The lawyers representing the parties are far more at ease in this context than in front of the client in the actual mediation session. I hesitate to say that they are more honest with me in this call but they are certainly more objective in their assessment of the case than they are in either the mediation submission or during the actual mediation session.
After exchanging pleasantries (or grumbling about the weather), I usually just ask for the elevator explanation of the case and what it is all about. If I have had the benefit of reading the mediation submission before this call I will ask any fact specific questions that might be raised by what I have read. This is also my chance to explore and make sure that the lawyer I am talking with has all the documentation he or she needs to be ready for mediation day.
From facts and documents the conversation will then switch to whether the lawyer believes that settlement is possible. If the mindset coming in to a mediation is that settlement is not possible it will make for a very long (or short) day. This is my chance to begin to address the possibility of impasse and how we might deal with that inevitability. It is also my chance to find out if the client has unreasonable expectations and/or the lawyer has client control issues. Telling the mediator about those issues is not a sign of weakness but rather a sign of being a good lawyer. As a mediator the more I know about those issues the easier my job becomes.
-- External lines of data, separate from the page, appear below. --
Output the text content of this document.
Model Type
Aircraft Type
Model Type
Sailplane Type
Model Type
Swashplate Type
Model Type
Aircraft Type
I will also ask the lawyer for any suggestions as to how to approach the mediation. I strongly encourage having a joint opening session. I know that this is frowned upon by some lawyers and I think the reason is less a fear of potential tension between the parties and more a fear by the lawyer of losing control. I have mediated cases where the parties hated each other so much it would have been a disaster to have them in the same room across the table from each other. Those situations are the exception rather than the rule, however, and I do my best to get the lawyers on board with meeting together at least for a short time.
Finally, I will ask the open ended question of whether there is anything else the lawyer thinks I should know. Some enlightening responses often come form that question. I also will ask who is planning to come to the mediation. I want to know this so I am not surprised by who or the number of folks in attendance.